Stop ai colloqui di adesione della Turchia all’Unione Europea se la riforma costituzionale (approvata dal referendum del 16 aprile, tra accuse di brogli e impedimenti al voto) sarà attuata senza modifiche.

È il contenuto della raccomandazione votata ieri dal Parlamento europeo con 477 voti favorevoli, 64 contrari e 97 astensioni. I parlamentari esprimono preoccupazione per la «marcia indietro della Turchia su Stato di diritto, diritti umani, libertà dei media e lotta alla corruzione».

Una marcia indietro rappresentata dalla riforma che introduce un super presidenzialismo in cui pesi e contrappesi diventano quasi irrilevanti. Immediata la reazione di Ankara: il voto del Parlamento «vale zero», ha detto il ministro per gli affari europei Omer Celik, che definisce la risoluzione parziale.
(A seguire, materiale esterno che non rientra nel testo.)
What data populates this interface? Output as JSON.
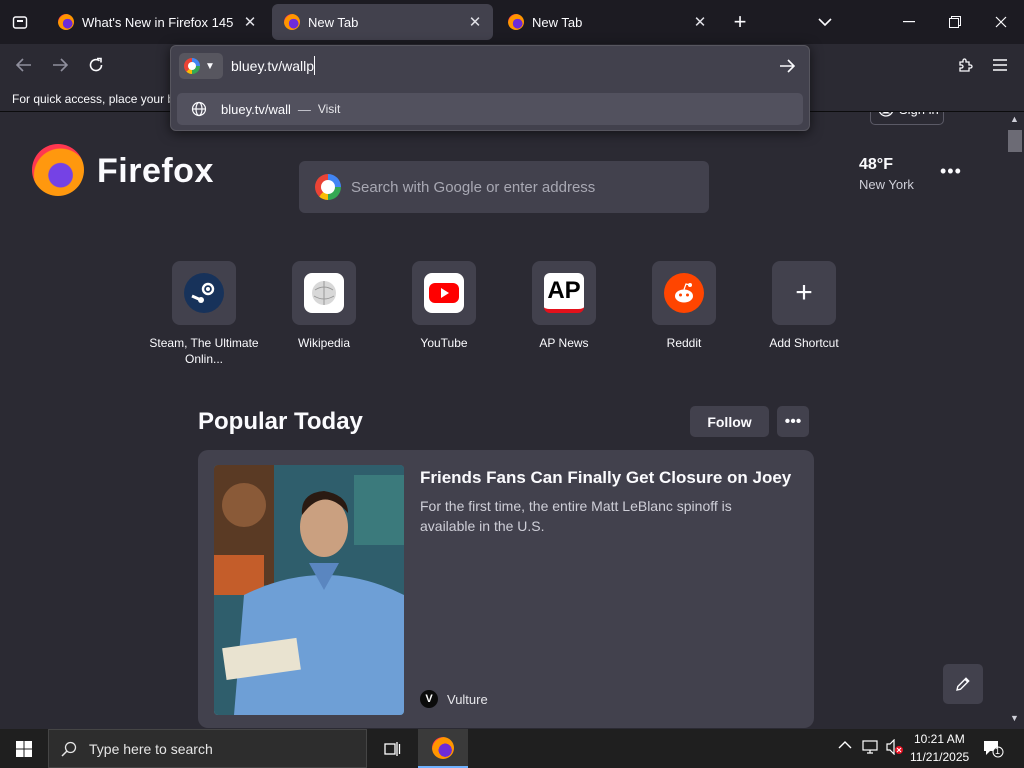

Poche ore prima del voto, intanto, la polizia turca compiva una retata in un hotel nell’isola di Buyukada dove si erano riunite alcune organizzazioni per i diritti umani. Dodici attivisti sono stati arrestati con l’accusa di «appartenenza a organizzazione terroristica»; tra loro la direttrice di Amnesty International in Turchia, Idil Eser. Non si conosce il luogo della detenzione né i motivi dell’arresto.

Resta in prigione il presidente di Amnesty Turchia, Taner Kilic, arrestato il 7 giugno con 22 avvocati, con l’accusa di essere parte della rete dell’imam Gülen.